The place was unrecognizable. Built up, and polished, and deforested. It almost made me physically sick to walk around, the modern reality at such odds with what I remember.
But one thing was still comfortingly the same.
At a sunny seaside bar, on a Saturday morning at around 11am, there was a group of old men.
They were throwing down hand signals on the table and yelling at each other. Numbers, corrupted from Italian:
Šije!
Šete!
Šije!
Šije!
It’s an old game. In Italian, it’s called morra. In Croatian, šije-šete (bastardized Italian for six-seven).
The game is basically like rock-paper-scissors, but with numbers instead of rocks, and five options instead of just three.
I read a bit about the history of morra. It was apparently played even in Roman times. For the past century, it has been banned in much of Italy because it’s considered gambling and, more important, because it seems to lead to drunken knife fights.

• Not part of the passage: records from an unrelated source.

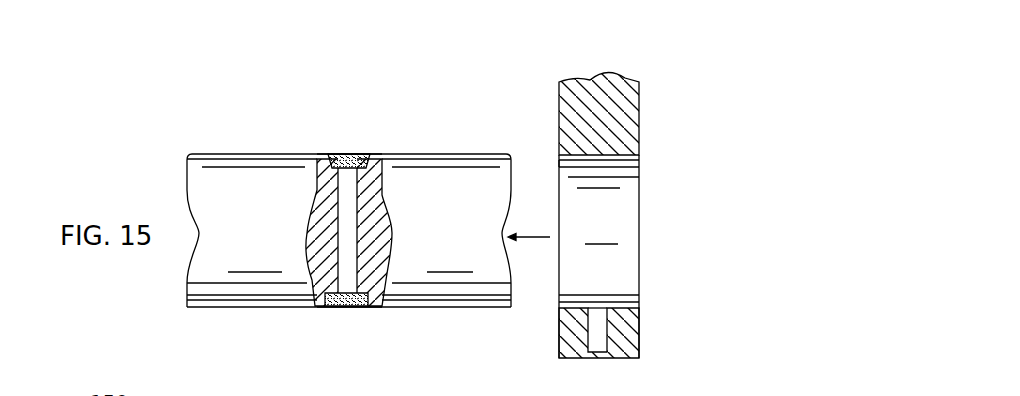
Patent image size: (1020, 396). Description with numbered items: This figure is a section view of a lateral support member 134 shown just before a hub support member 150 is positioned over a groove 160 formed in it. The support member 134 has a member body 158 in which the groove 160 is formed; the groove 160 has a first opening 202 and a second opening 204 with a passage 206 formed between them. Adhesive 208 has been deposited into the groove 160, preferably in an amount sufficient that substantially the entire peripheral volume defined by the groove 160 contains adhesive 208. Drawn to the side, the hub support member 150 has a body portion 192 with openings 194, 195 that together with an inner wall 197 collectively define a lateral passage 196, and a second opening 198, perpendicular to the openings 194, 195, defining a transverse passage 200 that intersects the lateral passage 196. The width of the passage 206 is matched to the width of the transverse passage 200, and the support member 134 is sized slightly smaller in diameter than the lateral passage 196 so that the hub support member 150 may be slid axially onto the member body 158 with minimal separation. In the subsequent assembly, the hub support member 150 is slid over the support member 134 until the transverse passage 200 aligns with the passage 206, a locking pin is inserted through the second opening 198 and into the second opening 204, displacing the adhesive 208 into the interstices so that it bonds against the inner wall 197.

The lateral support member 134 is at (208, 130).
The hub support member 150 is at (640, 42).
The member body 158 is at (462, 153).
The groove 160 is at (326, 143).
The body portion 192 is at (640, 130).
The opening 194 is at (640, 177).
The opening 195 is at (558, 165).
The lateral passage 196 is at (604, 231).
The inner wall 197 is at (587, 155).
The second opening 198 is at (593, 358).
The transverse passage 200 is at (597, 330).
The first opening 202 is at (366, 156).
The second opening 204 is at (348, 296).
The passage 206 is at (347, 249).
The adhesive 208 is at (342, 154).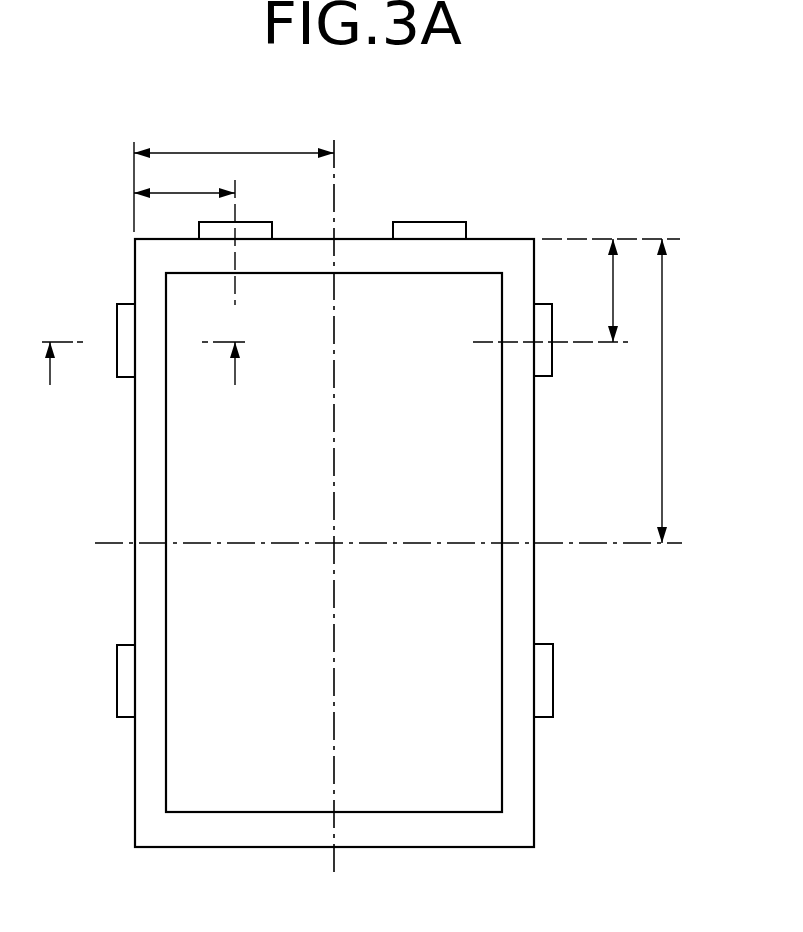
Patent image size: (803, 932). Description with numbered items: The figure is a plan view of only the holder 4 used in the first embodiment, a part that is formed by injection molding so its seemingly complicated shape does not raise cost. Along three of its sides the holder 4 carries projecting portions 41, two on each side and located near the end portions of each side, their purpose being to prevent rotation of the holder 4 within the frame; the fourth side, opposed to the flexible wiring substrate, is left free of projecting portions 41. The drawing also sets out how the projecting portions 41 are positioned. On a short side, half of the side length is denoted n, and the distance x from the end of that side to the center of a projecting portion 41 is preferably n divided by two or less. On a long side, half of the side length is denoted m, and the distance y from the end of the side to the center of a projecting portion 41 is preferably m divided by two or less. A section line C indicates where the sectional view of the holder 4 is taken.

The holder 4 is at (493, 248).
The projecting portion 41 is at (268, 237).
The half length of the short side n is at (234, 179).
The distance from end portion of short side to center of projecting portion x is at (184, 236).
The distance from end portion of long side to center of projecting portion y is at (576, 290).
The half length of the long side m is at (646, 391).
The section line C- C is at (143, 384).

And yet, the game lives on. A short while ago, a video went viral on YouTube, showing 9-year-old kids playing morra with full fury. It’s just what men in these parts do. And these boys, at 9 years old, know it, and they are getting ready.
I’ve written before about the Inner Ring.
It’s a powerful motivator. A big part of what it means to be human.
We want to belong to a community, or to a dozen overlapping communities.
In the ancient, precorona world, these things happened spontaneously — work cliques, friend groups, drinking buddies.
Today, the need for the Inner Ring is serviced online in the form of masterminds, lairs, and various kinds of membership programs.
But here’s the thing:
A lot of these online communities suck. One reason is that they are missing rituals.
Rituals are enjoyable for their own sake.
But rituals also keep the structure of the Inner Ring.
Everybody performs the ritual because everybody else performs it, and nobody wants to fall out of the Inner Ring by being a drag.
Men around here play šije-šete because it’s fun and it’s competitive and because they can get a free drink out of it. But also, because a giant and frightening void starts to open up if they don’t play when their buddies do.
So that’s what I’m suggesting to you too.
Maybe you have an online community you run already. Or maybe, like me, you’re just thinking about creating one.
In either case, think about rituals you can introduce to give your community some structure and coherence. Even if they lead to drunken knife fights on occasion. It’s a small price to pay for unity and the wonder of the Inner Ring.